B. C. O: Je pense qu'un artiste c'est quelqu'un qui s'exprime en toute conscience et en toute lucidité. En s'exprimant il parle aux consciences, au subconscient des autres. Je pense pas que quand un artiste est en phase de création et a des choses à dire se laisse bloquer par un environnement hostile, parce qu'il ne le voit même pas. Ce que tu vois c'est l'œuvre que tu es en train de confectionner. Le plus important c'est de pouvoir s'exprimer, de pouvoir être en cohérence avec soi- même, c'est- à- dire en harmonie entre son génie créatif et la concrétisation physique et matérielle. L'une de mes dernières créations c'était « Thomas Sankara la lutte en marche », un spectacle que j'ai écrit en hommage à ce grand homme, à ce visionnaire qu'a été le Président Thomas Sankara qui était un héritier de plusieurs leaders qui l'ont précédé. Il est venu à une époque où l'Afrique et le monde avaient besoin de cette vision. Une vingtaine d'années après sa disparition cette vision continue et vient apporter et approfondir des visions précédentes avant lui. On ne peut qu'être dans cette optique parce que nous sommes dans un rapport de force, nous  sommes dans une guerre qui ne dit pas son nom, quand on en est conscient face à cette injustice quasi généralisée ne pas aller contre ; sinon c'est contribuer à un suicide collectif que de ne pas se révolter contre cette bestialisation généralisée.

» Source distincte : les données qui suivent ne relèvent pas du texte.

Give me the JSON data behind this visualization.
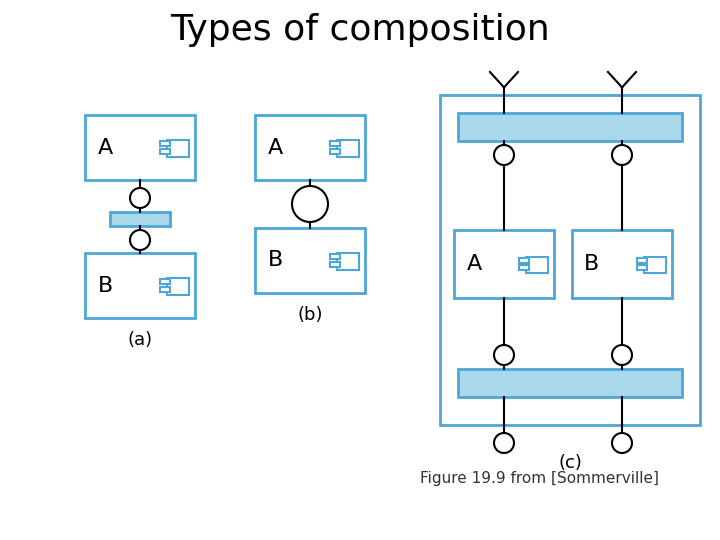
{
  "title": "Types of composition",
  "subtitle": "Figure 19.9 from [Sommerville]",
  "bg_color": "#ffffff",
  "box_fill": "#ffffff",
  "box_edge": "#4da6d6",
  "bar_fill": "#a8d8ea",
  "bar_edge": "#4da6d6",
  "outer_fill": "#ffffff",
  "outer_edge": "#4da6d6",
  "label_a": "A",
  "label_b": "B",
  "label_a_sub": "(a)",
  "label_b_sub": "(b)",
  "label_c_sub": "(c)"
}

K. K. G: Que gardez- vous du Président Sankara ?

B. C. O: C'est un très grand visionnaire qui est venu à une époque où le Burkina, l'Afrique, le monde avaient soif du changement. Il est venu avec des idées novatrices, avec une vision très pertinente, très puissante, éclairer de sa lanterne l'obscurité dans laquelle on sombrait. Aujourd'hui sa disparition physique et son entrée lumineuse dans l'histoire continuent à guider ceux- là qui ont un minimum de conscience, un minimum de lucidité. C'est une sorte d'étoile éternelle. Les grands hommes transcendent leur personnalité physique, ils sont dans une perspective philosophique et c'est  l'axe philosophique  qu'il faut analyser et comprendre les grands hommes dans la pensée qu'ils ont voulu. Comme il l'a dit lui- même une semaine avant sa mort « on ne tue pas les idées ». Ces idées continuent à irradier, à dépolluer des mentalités, à éclairer des consciences et c'est ça qui est le plus important.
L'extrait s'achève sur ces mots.